Buddy Holly joined the The Winter Dance Party tour, in the winter of ’58, for the cash. The Crickets had broken apart; he’d left his record company and was newly married with a baby on the way. To pay the bills, he was touring with a new band of Tommy Allsup on guitar, Waylon Jennings on bass and Carl Brunch on drums.

The headliners were Holly, Ritchie Valens and The Big Bopper (a.k.a. J.P Richardson). It was a tough and relentless tour in a harsh Midwest winter. The tour bus wasn’t heated and broke down continually. Holly’s drummer even suffered form frostbite at one point. Most of the musicians were ill with colds and flu.

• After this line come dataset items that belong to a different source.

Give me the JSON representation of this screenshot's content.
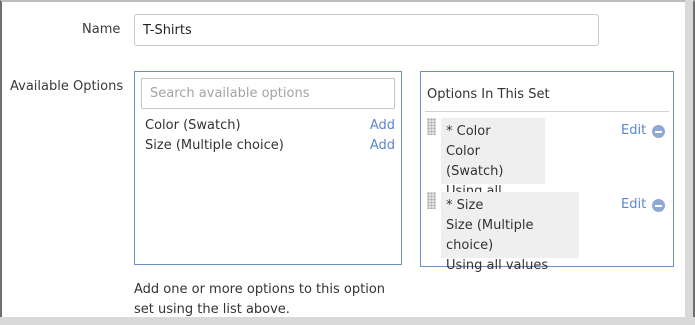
{
  "form": {
    "name_label": "Name",
    "name_value": "T-Shirts",
    "available_label": "Available Options"
  },
  "available": {
    "search_placeholder": "Search available options",
    "items": [
      {
        "label": "Color (Swatch)",
        "action": "Add"
      },
      {
        "label": "Size (Multiple choice)",
        "action": "Add"
      }
    ],
    "help_text": "Add one or more options to this option set using the list above."
  },
  "set": {
    "title": "Options In This Set",
    "items": [
      {
        "line1": "* Color",
        "line2": "Color (Swatch)",
        "line3": "Using all values",
        "edit": "Edit"
      },
      {
        "line1": "* Size",
        "line2": "Size (Multiple choice)",
        "line3": "Using all values",
        "edit": "Edit"
      }
    ]
  },
  "colors": {
    "accent_link": "#5a86cc",
    "box_border": "#6a8fc2",
    "card_bg": "#efefef"
  }
}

On this day in 1959, Holly, Valens and The Big Bopper played the Surf Ballroom in Clear Lake, Iowa. Tickets were $1.25.

The evening closed with The Big Bopper doing his mega-hit “Chantilly Lace.” And then it was to outside to the bus.

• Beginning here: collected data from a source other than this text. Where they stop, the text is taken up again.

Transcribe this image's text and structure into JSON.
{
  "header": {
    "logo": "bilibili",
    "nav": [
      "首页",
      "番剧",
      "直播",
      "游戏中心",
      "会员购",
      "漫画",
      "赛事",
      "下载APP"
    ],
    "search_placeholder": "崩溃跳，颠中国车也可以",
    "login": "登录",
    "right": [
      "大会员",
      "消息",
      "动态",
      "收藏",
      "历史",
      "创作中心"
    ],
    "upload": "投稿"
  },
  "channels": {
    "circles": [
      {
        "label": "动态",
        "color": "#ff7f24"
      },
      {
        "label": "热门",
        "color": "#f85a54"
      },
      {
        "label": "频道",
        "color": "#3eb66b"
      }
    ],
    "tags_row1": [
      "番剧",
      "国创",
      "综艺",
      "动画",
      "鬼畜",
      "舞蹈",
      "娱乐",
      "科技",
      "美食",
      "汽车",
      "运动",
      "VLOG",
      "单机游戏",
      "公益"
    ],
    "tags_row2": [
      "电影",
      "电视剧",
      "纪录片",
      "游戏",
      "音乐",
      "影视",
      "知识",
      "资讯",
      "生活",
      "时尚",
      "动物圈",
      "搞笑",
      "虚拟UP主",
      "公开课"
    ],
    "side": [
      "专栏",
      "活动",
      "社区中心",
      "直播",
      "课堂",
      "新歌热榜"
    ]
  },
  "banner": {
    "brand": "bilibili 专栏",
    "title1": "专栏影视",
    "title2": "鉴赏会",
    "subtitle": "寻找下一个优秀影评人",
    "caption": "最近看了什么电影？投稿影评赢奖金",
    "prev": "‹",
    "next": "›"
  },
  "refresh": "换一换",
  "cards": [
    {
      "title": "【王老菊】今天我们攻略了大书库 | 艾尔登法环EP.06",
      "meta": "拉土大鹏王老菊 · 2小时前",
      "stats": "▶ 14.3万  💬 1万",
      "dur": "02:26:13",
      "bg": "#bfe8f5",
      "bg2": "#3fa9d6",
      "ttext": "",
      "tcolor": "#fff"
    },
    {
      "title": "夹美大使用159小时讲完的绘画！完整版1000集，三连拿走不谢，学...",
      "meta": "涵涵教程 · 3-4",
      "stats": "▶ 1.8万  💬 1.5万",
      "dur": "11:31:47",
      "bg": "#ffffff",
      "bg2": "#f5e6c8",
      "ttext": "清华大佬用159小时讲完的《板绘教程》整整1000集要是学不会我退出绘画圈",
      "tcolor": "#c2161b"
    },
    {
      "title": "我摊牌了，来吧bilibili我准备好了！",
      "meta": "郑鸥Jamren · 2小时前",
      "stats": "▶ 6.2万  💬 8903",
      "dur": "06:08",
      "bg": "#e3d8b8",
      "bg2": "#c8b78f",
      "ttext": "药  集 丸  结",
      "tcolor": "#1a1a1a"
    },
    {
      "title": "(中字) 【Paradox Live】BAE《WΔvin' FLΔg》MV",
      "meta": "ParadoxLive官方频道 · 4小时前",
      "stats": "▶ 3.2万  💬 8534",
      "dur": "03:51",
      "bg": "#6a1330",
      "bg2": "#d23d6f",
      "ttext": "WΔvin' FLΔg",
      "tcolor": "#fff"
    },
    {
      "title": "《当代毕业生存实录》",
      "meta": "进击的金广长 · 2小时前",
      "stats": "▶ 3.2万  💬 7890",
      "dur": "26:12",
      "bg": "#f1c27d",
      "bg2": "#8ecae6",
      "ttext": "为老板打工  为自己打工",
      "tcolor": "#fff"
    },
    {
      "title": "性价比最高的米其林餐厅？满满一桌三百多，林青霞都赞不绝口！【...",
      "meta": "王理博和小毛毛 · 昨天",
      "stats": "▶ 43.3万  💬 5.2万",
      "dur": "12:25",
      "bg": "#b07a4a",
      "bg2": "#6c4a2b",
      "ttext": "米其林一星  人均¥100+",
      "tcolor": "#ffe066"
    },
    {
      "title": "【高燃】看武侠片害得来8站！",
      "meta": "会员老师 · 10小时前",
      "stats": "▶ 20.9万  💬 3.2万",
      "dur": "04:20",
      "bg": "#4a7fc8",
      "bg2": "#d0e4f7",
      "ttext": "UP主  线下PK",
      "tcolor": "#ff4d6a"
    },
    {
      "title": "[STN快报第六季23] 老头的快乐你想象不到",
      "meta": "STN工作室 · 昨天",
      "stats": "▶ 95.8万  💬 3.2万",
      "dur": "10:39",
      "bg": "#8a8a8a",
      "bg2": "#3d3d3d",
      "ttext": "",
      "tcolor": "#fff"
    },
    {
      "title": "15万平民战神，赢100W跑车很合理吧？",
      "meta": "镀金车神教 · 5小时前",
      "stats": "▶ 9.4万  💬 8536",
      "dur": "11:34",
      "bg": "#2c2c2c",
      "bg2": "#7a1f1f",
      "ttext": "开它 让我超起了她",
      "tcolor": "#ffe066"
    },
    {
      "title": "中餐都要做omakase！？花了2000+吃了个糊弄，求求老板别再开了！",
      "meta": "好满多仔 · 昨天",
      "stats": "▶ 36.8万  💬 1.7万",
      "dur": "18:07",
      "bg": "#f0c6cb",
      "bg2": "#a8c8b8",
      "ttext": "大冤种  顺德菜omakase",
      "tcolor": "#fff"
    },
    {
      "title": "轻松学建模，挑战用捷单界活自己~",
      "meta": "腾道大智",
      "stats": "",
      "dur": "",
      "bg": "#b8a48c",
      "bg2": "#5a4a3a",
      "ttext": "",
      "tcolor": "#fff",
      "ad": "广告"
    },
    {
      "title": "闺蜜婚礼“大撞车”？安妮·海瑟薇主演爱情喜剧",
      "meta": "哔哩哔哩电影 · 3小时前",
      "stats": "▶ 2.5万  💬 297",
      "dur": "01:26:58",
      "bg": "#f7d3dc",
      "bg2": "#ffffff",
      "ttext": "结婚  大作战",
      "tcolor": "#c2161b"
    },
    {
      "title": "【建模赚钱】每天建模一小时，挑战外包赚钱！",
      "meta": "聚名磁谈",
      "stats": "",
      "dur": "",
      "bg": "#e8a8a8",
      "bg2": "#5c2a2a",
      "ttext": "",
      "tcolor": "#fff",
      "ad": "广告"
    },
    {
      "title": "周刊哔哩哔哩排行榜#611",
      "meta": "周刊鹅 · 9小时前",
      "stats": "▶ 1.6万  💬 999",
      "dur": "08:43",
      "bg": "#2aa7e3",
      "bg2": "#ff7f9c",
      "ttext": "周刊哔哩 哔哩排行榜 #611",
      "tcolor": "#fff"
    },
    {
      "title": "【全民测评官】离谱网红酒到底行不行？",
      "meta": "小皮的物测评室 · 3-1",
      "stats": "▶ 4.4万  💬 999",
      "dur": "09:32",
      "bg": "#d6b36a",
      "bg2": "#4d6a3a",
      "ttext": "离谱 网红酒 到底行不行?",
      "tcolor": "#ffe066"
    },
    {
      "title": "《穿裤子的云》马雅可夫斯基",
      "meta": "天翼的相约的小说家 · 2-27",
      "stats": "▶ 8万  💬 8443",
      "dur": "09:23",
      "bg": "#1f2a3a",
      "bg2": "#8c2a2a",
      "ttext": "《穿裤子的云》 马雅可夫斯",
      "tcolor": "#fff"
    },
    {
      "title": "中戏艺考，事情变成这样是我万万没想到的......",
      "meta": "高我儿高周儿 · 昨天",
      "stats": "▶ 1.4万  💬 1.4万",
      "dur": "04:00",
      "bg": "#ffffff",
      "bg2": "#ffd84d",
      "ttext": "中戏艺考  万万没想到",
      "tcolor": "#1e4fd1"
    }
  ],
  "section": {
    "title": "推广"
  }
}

The night was freezing again and Holly; sick of the rickety old bus they were travelling on dipped into his pocket to charter a plane to travel to their next gig in Moorhead, Minnesota. The plane would fly them to Fargo, North Dakota, the nearest airport to Moorhead. He had two open seats on the plane that he offered for $36 each. Dion didn’t want to pay. Jennings fancied flying but gave his seat to Richardson, since he was ill. Allsup was supposed to be on the plane hut flipped a coin with Valens for the seat. Valens guessed right and joined the flight.

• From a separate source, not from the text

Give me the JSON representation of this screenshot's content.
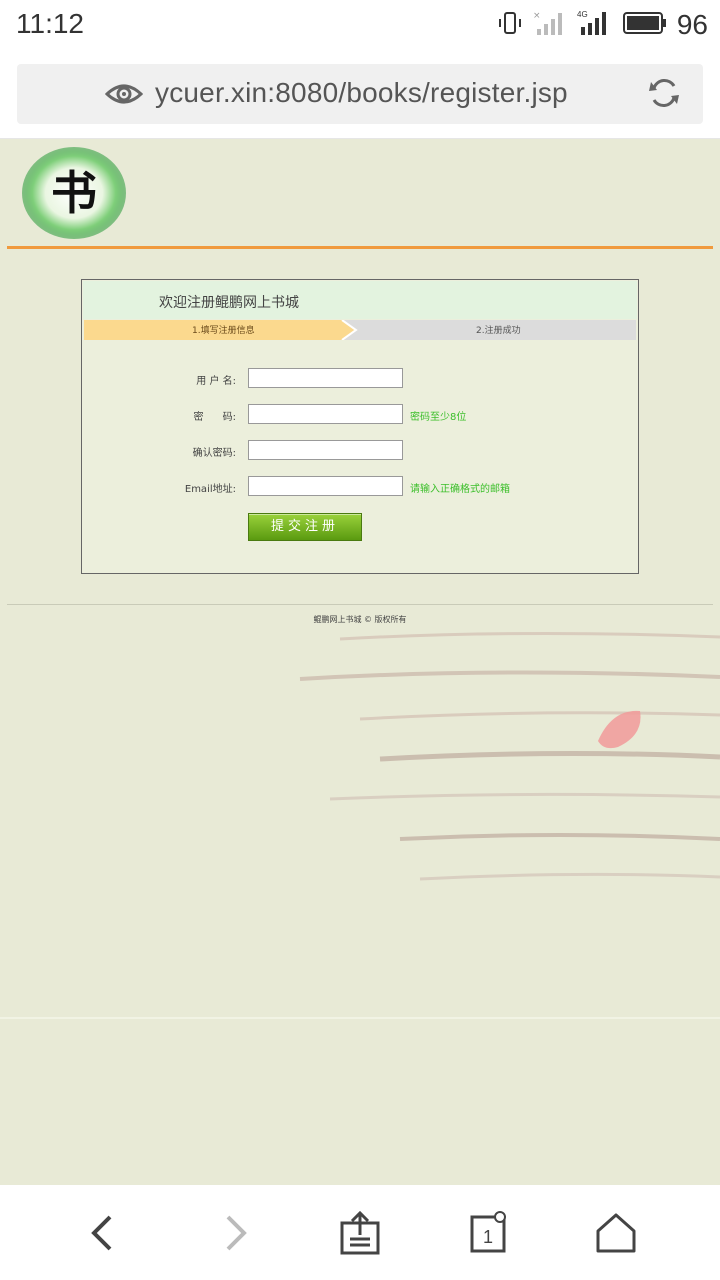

Holly, pleased to be escaping the bus, was in a joking mood when he engaged in some lighthearted banter with Jennings. “Well, I hope your old bus freezes up again,” he said. Jennings returned with, “Well, hell, I hope your old plane crashes.”

Little did he know. At around 1 a.m. the chartered plane took off in a blizzard crashing in a cornfield a few miles north of Mason City, Iowa. Holly, Valens, Richardson and the pilot, Roger Peterson, died in the crash.

The crash was discovered the next morning at 9:30 a.m. The coroner’s report makes for some disturbing reading: “The body of Charles H. Holley was clothed in an outer jacket of yellow leather-like material in which four seams in the back were split almost full length. The skull was split medially in the forehead and this extended into the vertex region. Approximately half the brain tissue was absent. There was bleeding from both ears, and the face showed multiple lacerations. The consistency of the chest was soft due to extensive crushing injury to the bony structure.[...] Both thighs and legs showed multiple fractures.”

The Moorhead venue insisted that a show go ahead that night and booked a local kid, the 15-year-old Bobby Vee. Jennings would never overcome the trauma and guilt, but became a country music legend. Dion, who couldn’t afford a plane ticket, became a rock and roll great.

Valens and The Big Bopper would be immortalized by the tragedy, while Buddy Holly is still revered as one of the greatest-ever talents in popular music. As Paul McCartney, someone who knows a thing or two about a good tune, once remarked: “At least the first 40 [Beatles] songs we wrote were Buddy Holly-influenced.”